Upgrading the Computer History Museum

The Silicon Valley institution is beginning an ambitious effort to improve the way it tells the story of computing and of such tech pioneers as HP, Apple, and Google

The Computer History Museum in Mountain View, Calif., is a geek's paradise. Its warehouse-style exhibit room is laden with old Macs, supercomputers, and reel-to-reel storage tapes.

It houses relics like a five-ton mechanical calculator from the 19th century and curios such as the "kitchen computer," a hulking red-and-white recipe-storing machine with a built-in cutting board that was sold by Neiman Marcus in the '60s. The museum has witnessed 15 wedding receptions of couples who chose to celebrate amid the mainframes and minicomputers.

Yet much of the museum, which houses one of the world's largest collections of tech arcana, remains barely accessible to a broader audience, and draws just 80,000 visitors a year. (Just down the freeway the Tech Museum of Innovation in San Jose drew nearly 630,000 visitors last year.)

Version 2.0

So the Computer History Museum is taking early steps in an ambitious effort to catapult its collection into the 21st century.

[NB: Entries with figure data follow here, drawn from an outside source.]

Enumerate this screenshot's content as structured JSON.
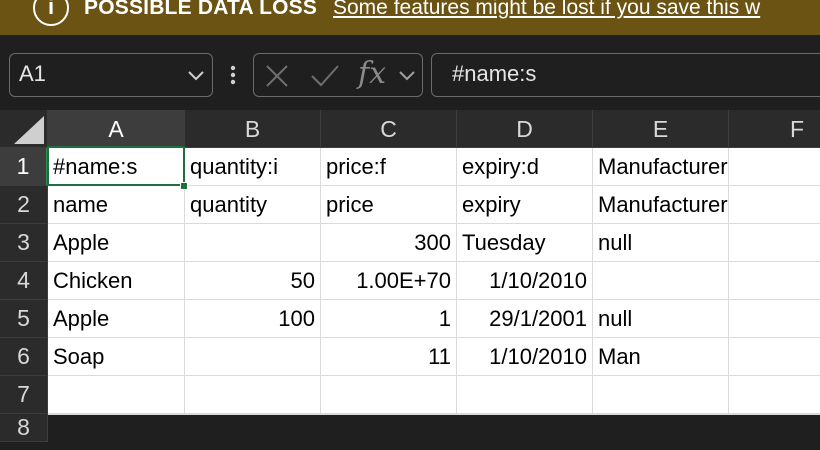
{
  "banner": {
    "icon": "info-icon",
    "icon_glyph": "i",
    "title": "POSSIBLE DATA LOSS",
    "message": "Some features might be lost if you save this w"
  },
  "name_box": {
    "value": "A1"
  },
  "formula_bar": {
    "fx_label": "fx",
    "content": "#name:s"
  },
  "sheet": {
    "columns": [
      "A",
      "B",
      "C",
      "D",
      "E",
      "F"
    ],
    "rows": [
      [
        "#name:s",
        "quantity:i",
        "price:f",
        "expiry:d",
        "Manufacturer:s",
        ""
      ],
      [
        "name",
        "quantity",
        "price",
        "expiry",
        "Manufacturer",
        ""
      ],
      [
        "Apple",
        "",
        "300",
        "Tuesday",
        "null",
        ""
      ],
      [
        "Chicken",
        "50",
        "1.00E+70",
        "1/10/2010",
        "",
        ""
      ],
      [
        "Apple",
        "100",
        "1",
        "29/1/2001",
        "null",
        ""
      ],
      [
        "Soap",
        "",
        "11",
        "1/10/2010",
        "Man",
        ""
      ],
      [
        "",
        "",
        "",
        "",
        "",
        ""
      ],
      [
        "",
        "",
        "",
        "",
        "",
        ""
      ]
    ],
    "row_numbers": [
      "1",
      "2",
      "3",
      "4",
      "5",
      "6",
      "7",
      "8"
    ],
    "numeric_cells": [
      "2,2",
      "3,1",
      "3,2",
      "3,3",
      "4,1",
      "4,2",
      "4,3",
      "5,2",
      "5,3"
    ],
    "active_cell": "A1"
  },
  "colors": {
    "banner_bg": "#6b5313",
    "selection_green": "#1e6e3e",
    "header_bg": "#2b2b2b"
  }
}
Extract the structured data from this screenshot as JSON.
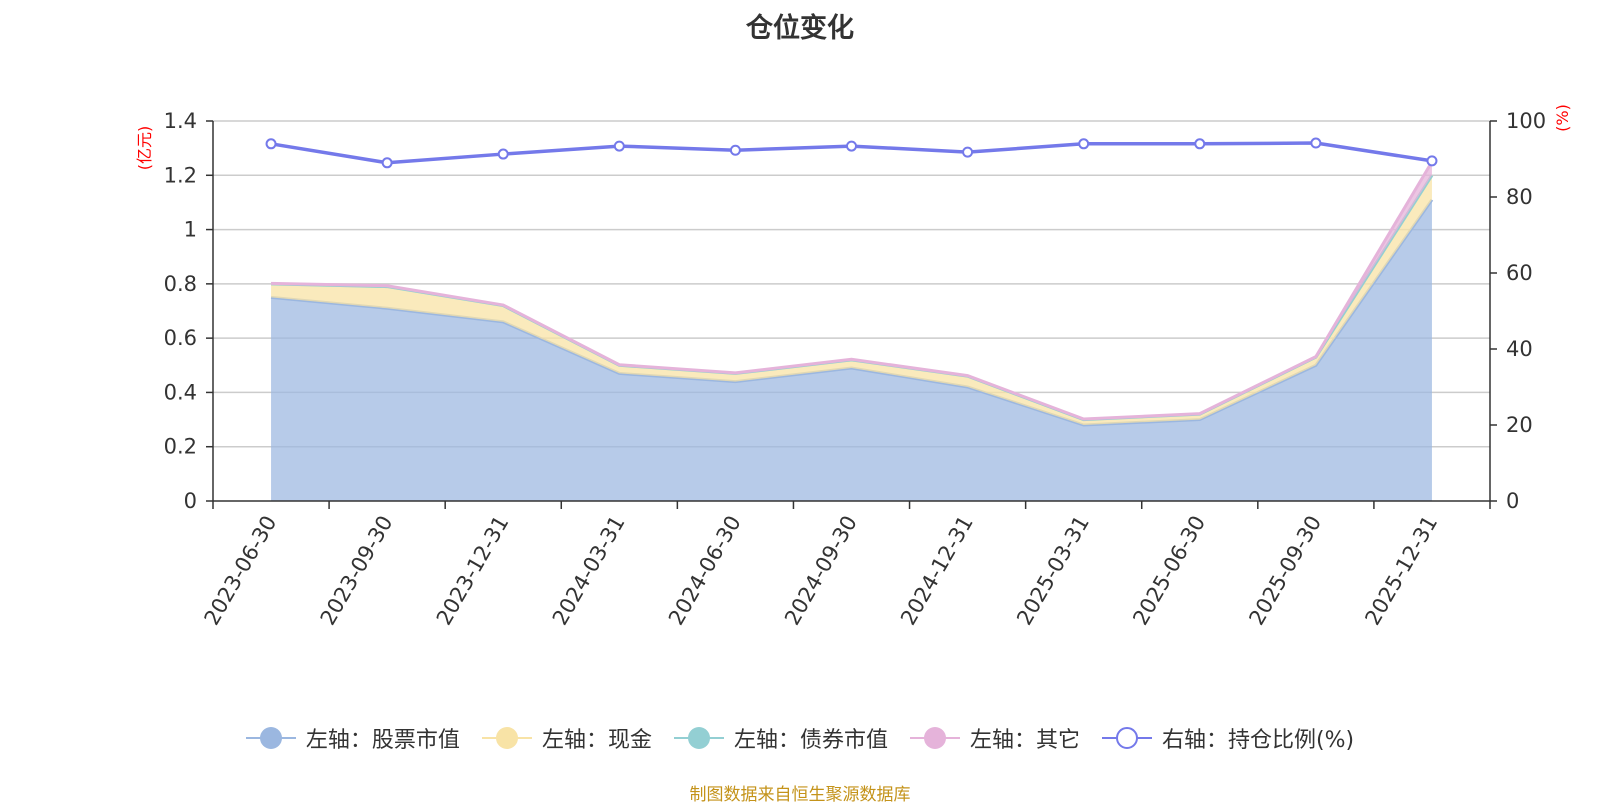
{
  "title": "仓位变化",
  "source": "制图数据来自恒生聚源数据库",
  "colors": {
    "stock": "#9bb7e0",
    "cash": "#f8e3a6",
    "bond": "#93cfd3",
    "other": "#e5b3da",
    "ratio": "#7479ea"
  },
  "legend": [
    {
      "label": "左轴：股票市值",
      "color": "#9bb7e0",
      "hollow": false
    },
    {
      "label": "左轴：现金",
      "color": "#f8e3a6",
      "hollow": false
    },
    {
      "label": "左轴：债券市值",
      "color": "#93cfd3",
      "hollow": false
    },
    {
      "label": "左轴：其它",
      "color": "#e5b3da",
      "hollow": false
    },
    {
      "label": "右轴：持仓比例(%)",
      "color": "#7479ea",
      "hollow": true
    }
  ],
  "chart_data": {
    "type": "area",
    "stacked": true,
    "title": "仓位变化",
    "categories": [
      "2023-06-30",
      "2023-09-30",
      "2023-12-31",
      "2024-03-31",
      "2024-06-30",
      "2024-09-30",
      "2024-12-31",
      "2025-03-31",
      "2025-06-30",
      "2025-09-30",
      "2025-12-31"
    ],
    "y_left": {
      "label": "(亿元)",
      "range": [
        0,
        1.4
      ],
      "ticks": [
        "0",
        "0.2",
        "0.4",
        "0.6",
        "0.8",
        "1",
        "1.2",
        "1.4"
      ]
    },
    "y_right": {
      "label": "(%)",
      "range": [
        0,
        100
      ],
      "ticks": [
        "0",
        "20",
        "40",
        "60",
        "80",
        "100"
      ]
    },
    "series": [
      {
        "name": "左轴：股票市值",
        "axis": "left",
        "type": "area",
        "values": [
          0.75,
          0.71,
          0.66,
          0.47,
          0.44,
          0.49,
          0.42,
          0.28,
          0.3,
          0.5,
          1.11
        ]
      },
      {
        "name": "左轴：现金",
        "axis": "left",
        "type": "area",
        "values": [
          0.05,
          0.08,
          0.06,
          0.03,
          0.03,
          0.03,
          0.04,
          0.02,
          0.02,
          0.03,
          0.09
        ]
      },
      {
        "name": "左轴：债券市值",
        "axis": "left",
        "type": "area",
        "values": [
          0,
          0,
          0,
          0,
          0,
          0,
          0,
          0,
          0,
          0,
          0
        ]
      },
      {
        "name": "左轴：其它",
        "axis": "left",
        "type": "area",
        "values": [
          0.002,
          0.003,
          0.002,
          0.002,
          0.002,
          0.002,
          0.002,
          0.002,
          0.002,
          0.002,
          0.05
        ]
      },
      {
        "name": "右轴：持仓比例(%)",
        "axis": "right",
        "type": "line",
        "values": [
          94,
          89,
          91.3,
          93.4,
          92.3,
          93.4,
          91.8,
          94,
          94,
          94.2,
          89.5
        ]
      }
    ],
    "grid": true,
    "legend_position": "bottom"
  }
}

On July 1, visitors got their first glimpse at what the museum's chief executive, John Hollar, calls "Version 2.0 of the Computer History Museum." A new exhibit, "The Silicon Engine," is a 50th-anniversary history of the invention of the silicon chip that ushered in the modern era of computing (see "Retelling Computer History"). The display will feature a mini-theater with a narrated movie that tells the story of the people and companies that built the chip industry. Audio listening stations let attendees delve into deeper information about topics, and artifacts including electronics and engineering notes lay clearly labeled beneath glass display cases.

The more professional approach to showing some of the museum's 100,000 artifacts and hundreds of hours of video footage—most of which are currently socked away in storage—is a preview of techniques Hollar and his curatorial staff will use in an overhaul of the entire museum scheduled to open in October 2010. The renovation will double the museum's exhibit space to 25,000 square feet and aim to help visitors construct a story line around the collection, says Hollar.

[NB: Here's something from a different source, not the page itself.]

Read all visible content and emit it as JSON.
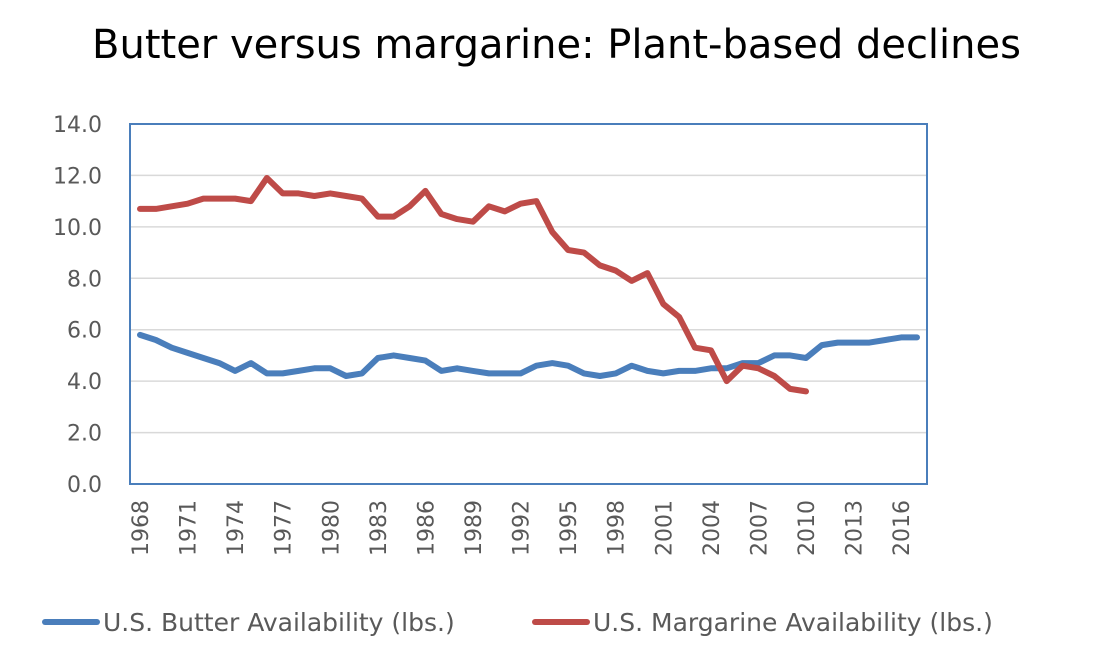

It's a quantum leap for a museum that currently provides scant information alongside the collected computers and provides only glimpses of the people behind the cavalcade of musty machines. "Who they are, how they did it, what they had to overcome to do it—that has to be translated for the general public," says Harvard Business School historian Richard S. Tedlow, who became the museum's first "resident scholar" in January. "That's the gulf the industry has to bridge if it's to tell its story in a way that's understandable to the general public."

Telling the Tales

Hulking, careworn mainframes and supercomputers sit behind railings in a cavernous room that's just a step more polished than a storage area. Bunches of old PCs stand stacked on industrial metal shelving with only small labels identifying them. There's a dearth of the kinds of hands-on, interactive displays that are de rigueur in museums today.

Making the computer industry's history more accessible to the public could help jog interest in computing at a time when the U.S. is perceived to be falling behind in engineering. "There's a diminished interest in the student population in science and technology," says Vint Cerf, Google's chief Internet evangelist, who has donated money to the museum. "If you lose track of where things come from, you're doomed to make the same mistakes again."